Practical acquisition of translucent liquids using polarized transmission imaging

SIGGRAPH 2017 Poster

(ACM Student Research Competition)

Jaewon Kim                            Abhijeet Ghosh

Imperial College London

Fig. 1:  Examples of acquired translucent liquids rendered lit under environmental illumination. Left to right: cocktail (vodka+orange juice), cognac, whiskey, olive oil, rosé, apple juice, and mango juice.

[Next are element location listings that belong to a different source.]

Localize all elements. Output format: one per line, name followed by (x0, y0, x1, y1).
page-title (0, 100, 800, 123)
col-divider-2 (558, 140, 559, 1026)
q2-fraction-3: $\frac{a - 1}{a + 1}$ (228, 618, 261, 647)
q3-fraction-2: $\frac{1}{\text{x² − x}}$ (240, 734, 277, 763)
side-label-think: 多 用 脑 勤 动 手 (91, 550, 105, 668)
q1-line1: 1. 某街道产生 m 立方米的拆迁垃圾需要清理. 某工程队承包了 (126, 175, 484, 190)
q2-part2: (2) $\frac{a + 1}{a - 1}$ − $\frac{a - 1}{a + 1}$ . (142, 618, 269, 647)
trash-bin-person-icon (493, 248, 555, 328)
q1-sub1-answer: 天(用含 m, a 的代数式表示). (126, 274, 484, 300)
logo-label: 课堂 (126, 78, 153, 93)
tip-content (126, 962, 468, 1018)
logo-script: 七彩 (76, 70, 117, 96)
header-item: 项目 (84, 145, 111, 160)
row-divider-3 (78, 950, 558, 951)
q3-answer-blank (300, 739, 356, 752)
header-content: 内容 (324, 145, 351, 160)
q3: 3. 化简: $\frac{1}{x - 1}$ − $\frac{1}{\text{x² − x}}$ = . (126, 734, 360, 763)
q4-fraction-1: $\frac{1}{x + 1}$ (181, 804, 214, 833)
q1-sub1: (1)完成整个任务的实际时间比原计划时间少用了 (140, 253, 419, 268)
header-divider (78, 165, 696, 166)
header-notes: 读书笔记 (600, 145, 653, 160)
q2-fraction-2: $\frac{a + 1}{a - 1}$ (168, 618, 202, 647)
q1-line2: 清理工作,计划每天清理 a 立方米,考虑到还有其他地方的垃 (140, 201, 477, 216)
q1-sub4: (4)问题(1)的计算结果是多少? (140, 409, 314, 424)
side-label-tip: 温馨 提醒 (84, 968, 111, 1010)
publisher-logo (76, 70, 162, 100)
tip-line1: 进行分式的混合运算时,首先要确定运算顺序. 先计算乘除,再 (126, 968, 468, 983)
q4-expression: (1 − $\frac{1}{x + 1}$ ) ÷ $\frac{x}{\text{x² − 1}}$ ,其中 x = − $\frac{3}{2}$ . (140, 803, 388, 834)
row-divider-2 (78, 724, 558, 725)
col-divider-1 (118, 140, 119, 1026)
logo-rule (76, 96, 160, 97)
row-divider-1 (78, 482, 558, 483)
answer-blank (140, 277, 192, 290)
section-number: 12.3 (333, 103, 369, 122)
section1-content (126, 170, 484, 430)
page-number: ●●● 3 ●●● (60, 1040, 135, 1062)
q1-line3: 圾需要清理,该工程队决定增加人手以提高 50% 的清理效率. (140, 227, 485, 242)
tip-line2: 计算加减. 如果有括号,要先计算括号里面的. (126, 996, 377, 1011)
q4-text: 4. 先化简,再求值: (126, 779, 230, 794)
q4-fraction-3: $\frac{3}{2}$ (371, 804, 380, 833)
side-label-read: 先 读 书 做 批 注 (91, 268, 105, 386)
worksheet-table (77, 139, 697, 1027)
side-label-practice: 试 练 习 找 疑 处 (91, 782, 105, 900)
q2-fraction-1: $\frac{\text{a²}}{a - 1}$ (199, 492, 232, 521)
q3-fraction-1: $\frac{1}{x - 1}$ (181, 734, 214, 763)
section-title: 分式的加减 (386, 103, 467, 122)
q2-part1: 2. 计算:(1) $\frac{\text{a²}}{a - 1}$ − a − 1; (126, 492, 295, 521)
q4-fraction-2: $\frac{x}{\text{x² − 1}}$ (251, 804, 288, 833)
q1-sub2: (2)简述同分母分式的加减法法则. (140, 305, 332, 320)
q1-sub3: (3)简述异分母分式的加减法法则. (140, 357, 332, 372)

Abstract: We present a novel, practical method for acquisition of optical properties of common everyday translucent liquids using a simple acquisition setup involving an LCD panel. Previous work on acquiring liquids has required specialized procedures such as dyeing with a fluorescent agent (Ihrke et al. 2005), or dilution of liquid in a specialized water tank (Narasimhan et al. 2006) for acquiring its optical properties for rendering. In this work, we build upon our recent work (Kim et al. 2017) on direct transmission imaging for single-view reconstruction of axially-symmetric transparent objects such as glasses, goblets, carafes, etc. Many optically interesting everyday liquids such as cocktails, juices, whiskey, wine, oil, etc., are commonly contained in such axially-symmetric transparent containers. Hence, we propose a much more natural acquisition process where we image the transmission of backlit illumination through a liquid volume contained in such a transparent container to estimate its optical properties including its absorption and scattering coefficients, and refractive index.


Publication: Practical acquisition of translucent liquids using polarized transmission imaging. Jaewon Kim and Abhijeet Ghosh. SIGGRAPH 2017 Poster.